Arthur war ein sehr fürsorglicher Vater.
Sie gingen zusammen ins Kino, Pizza essen – manchmal nur die beiden allein, Vater und Sohn –, erledigten die Hausaufgaben zusammen, spielten Baseball und Football, obwohl Lydia Football nicht ausstehen konnte. Arthur versuchte, an so vielen schulischen und außerschulischen Aktivitäten wie möglich teilzunehmen. Dieses Engagement rechnete sie ihm hoch an. Er nahm Robert mit zum Angeln und brachte ihm das Fahrradfahren bei.
Die alltägliche harte Arbeit, einen kleinen Jungen großzuziehen, blieb dennoch zum großen Teil an ihr hängen. Sie legte die Regeln fest und sorgte dafür, dass sie auch eingehalten wurden. Dabei kam sie sich häufig vor wie die böse Hexe im Märchen, was ihr ein schlechtes Gewissen bereitete. Aber das lag wohl in der Natur der Sache. Aber verglichen mit vielen anderen Kids war Robert ein pflegeleichtes Kind.
Robert war nicht das Problem.
Arthur war das Problem.
Er schien sich mit der Zeit immer mehr zurückzuziehen. Sie redeten weniger miteinander, und es gab auch immer weniger, worüber sie miteinander reden konnten. Er wirkte launisch und abwesend. Außer im Schlafzimmer.
Aber auch das war ein Problem.
Er wollte immer häufiger Analsex.
Sie verabscheute diese Art von Sex. Hasste ihn regelrecht. Es war, als müsste man ganz dringend, konnte aber nicht. Stattdessen wurde alles nur noch weiter hineingedrückt. Es fiel ihr inzwischen leichter als am Anfang, seinem Willen zu entsprechen, aber das machte die Sache kein bisschen weniger abstoßend. Es kam so weit, dass sie sich vor dem Sex mit ihm fürchtete, da sie nie wusste, ob er es auch in dieser Nacht wieder von ihr wollte.

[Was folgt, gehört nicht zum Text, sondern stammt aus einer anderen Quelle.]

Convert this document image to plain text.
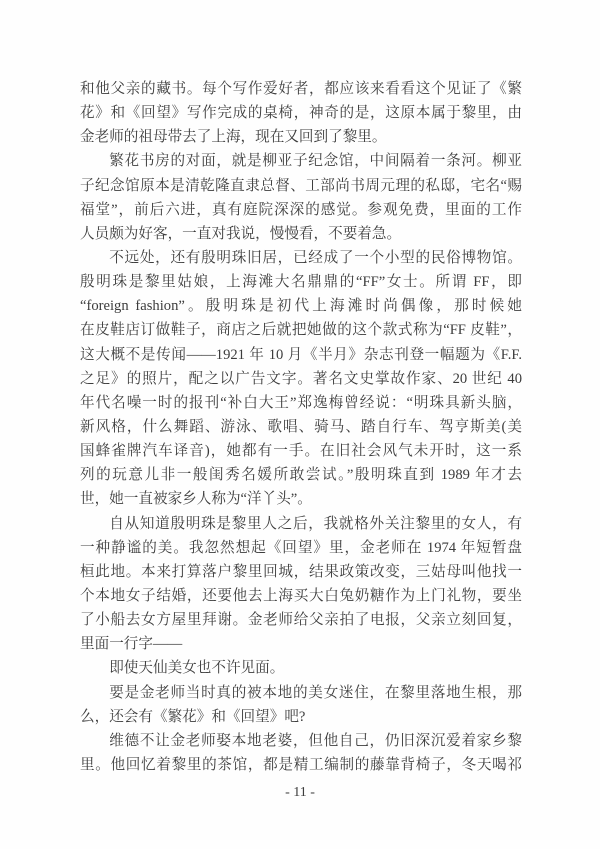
和他父亲的藏书。每个写作爱好者，都应该来看看这个见证了《繁
花》和《回望》写作完成的桌椅，神奇的是，这原本属于黎里，由
金老师的祖母带去了上海，现在又回到了黎里。
繁花书房的对面，就是柳亚子纪念馆，中间隔着一条河。柳亚
子纪念馆原本是清乾隆直隶总督、工部尚书周元理的私邸，宅名“赐
福堂”，前后六进，真有庭院深深的感觉。参观免费，里面的工作
人员颇为好客，一直对我说，慢慢看，不要着急。
不远处，还有殷明珠旧居，已经成了一个小型的民俗博物馆。
殷明珠是黎里姑娘，上海滩大名鼎鼎的“FF”女士。所谓 FF，即
“foreign fashion”。殷明珠是初代上海滩时尚偶像，那时候她
在皮鞋店订做鞋子，商店之后就把她做的这个款式称为“FF 皮鞋”，
这大概不是传闻——1921 年 10 月《半月》杂志刊登一幅题为《F.F.
之足》的照片，配之以广告文字。著名文史掌故作家、20 世纪 40
年代名噪一时的报刊“补白大王”郑逸梅曾经说：“明珠具新头脑，
新风格，什么舞蹈、游泳、歌唱、骑马、踏自行车、驾亨斯美(美
国蜂雀牌汽车译音)，她都有一手。在旧社会风气未开时，这一系
列的玩意儿非一般闺秀名媛所敢尝试。”殷明珠直到 1989 年才去
世，她一直被家乡人称为“洋丫头”。
自从知道殷明珠是黎里人之后，我就格外关注黎里的女人，有
一种静谧的美。我忽然想起《回望》里，金老师在 1974 年短暂盘
桓此地。本来打算落户黎里回城，结果政策改变，三姑母叫他找一
个本地女子结婚，还要他去上海买大白兔奶糖作为上门礼物，要坐
了小船去女方屋里拜谢。金老师给父亲拍了电报，父亲立刻回复，
里面一行字——
即使天仙美女也不许见面。
要是金老师当时真的被本地的美女迷住，在黎里落地生根，那
么，还会有《繁花》和《回望》吧?
维德不让金老师娶本地老婆，但他自己，仍旧深沉爱着家乡黎
里。他回忆着黎里的茶馆，都是精工编制的藤靠背椅子，冬天喝祁
- 11 -
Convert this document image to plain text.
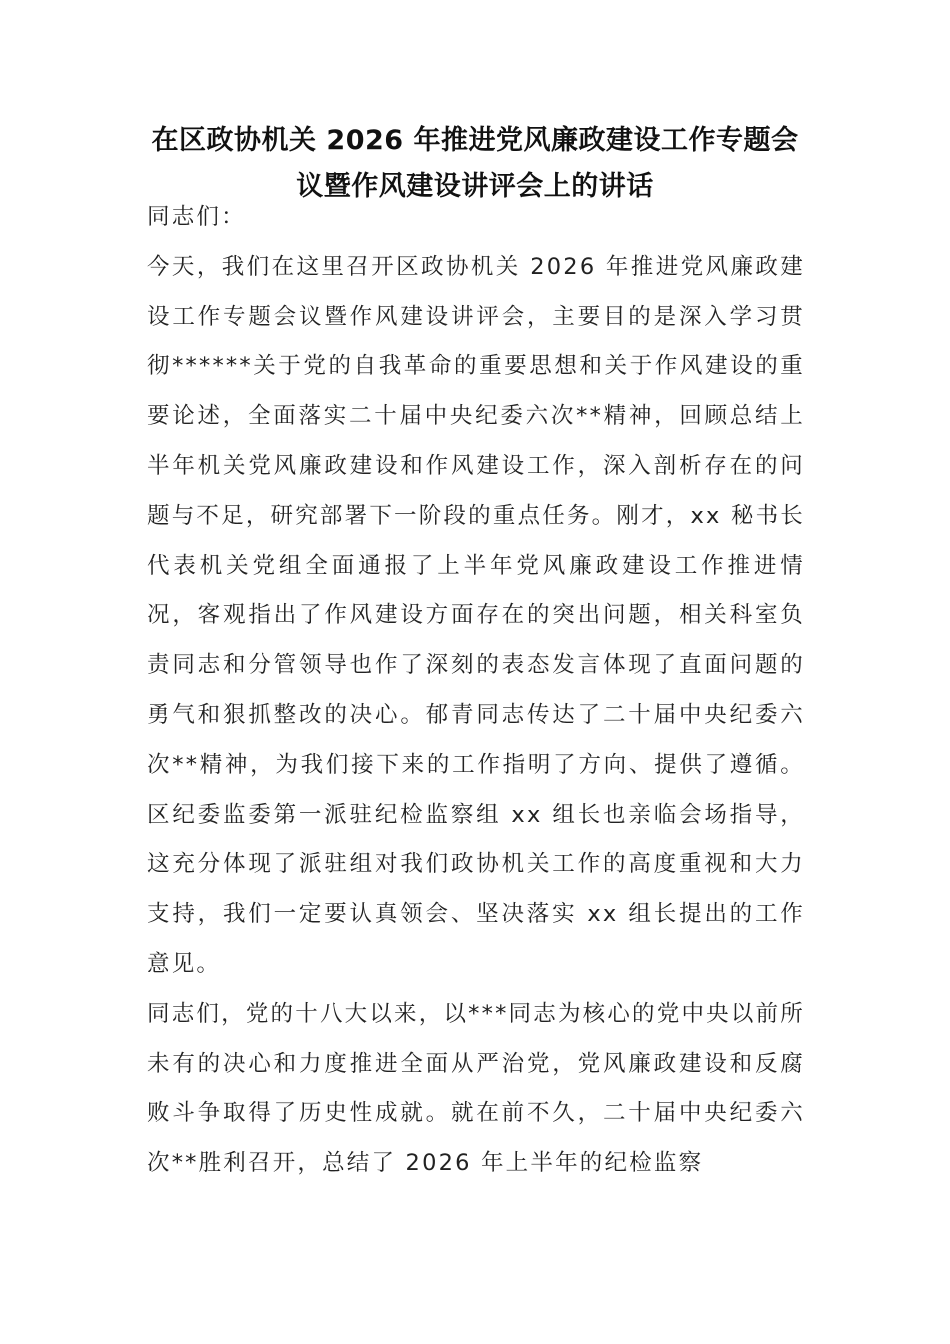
在区政协机关 2026 年推进党风廉政建设工作专题会议暨作风建设讲评会上的讲话

同志们：

今天，我们在这里召开区政协机关 2026 年推进党风廉政建设工作专题会议暨作风建设讲评会，主要目的是深入学习贯彻******关于党的自我革命的重要思想和关于作风建设的重要论述，全面落实二十届中央纪委六次**精神，回顾总结上半年机关党风廉政建设和作风建设工作，深入剖析存在的问题与不足，研究部署下一阶段的重点任务。刚才，xx 秘书长代表机关党组全面通报了上半年党风廉政建设工作推进情况，客观指出了作风建设方面存在的突出问题，相关科室负责同志和分管领导也作了深刻的表态发言体现了直面问题的勇气和狠抓整改的决心。郁青同志传达了二十届中央纪委六次**精神，为我们接下来的工作指明了方向、提供了遵循。区纪委监委第一派驻纪检监察组 xx 组长也亲临会场指导，这充分体现了派驻组对我们政协机关工作的高度重视和大力支持，我们一定要认真领会、坚决落实 xx 组长提出的工作意见。

同志们，党的十八大以来，以***同志为核心的党中央以前所未有的决心和力度推进全面从严治党，党风廉政建设和反腐败斗争取得了历史性成就。就在前不久，二十届中央纪委六次**胜利召开，总结了 2026 年上半年的纪检监察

Ständige Anspannung und Sex waren eine schlechte Kombination.
Sie hatte so gut wie keine Orgasmen mehr.
Ihm schien das nichts auszumachen. Auch das verletzte sie.
Einmal verweigerte sie sich ihm einfach.
Es war einer von den Tagen, an denen alles, was schiefgehen kann, auch schiefgeht. Die Toilette war defekt und sie konnte nur mit Mühe einen Klempner organisieren. Die Warterei auf den Mann brachte den Nachmittag so durcheinander, dass sie Cindy, deren Tochter Gail in derselben Klasse wie Robert war, darum bitten musste, ihn von der Schule abzuholen und zu Hause abzusetzen. Dann hatte Robert auch noch einen seiner seltenen, aber wirklich üblen Wutanfälle, weil sein Gameboy nicht funktionierte und sie keine Reservebatterien im Haus hatten. Er tat, als wäre es ein Weltuntergang, so dass sie ihn regelrecht hinausdrängte und ihm befahl, fürs Erste draußen zu spielen. In der Hektik hatte sie dann um ein Haar die Lasagne anbrennen lassen.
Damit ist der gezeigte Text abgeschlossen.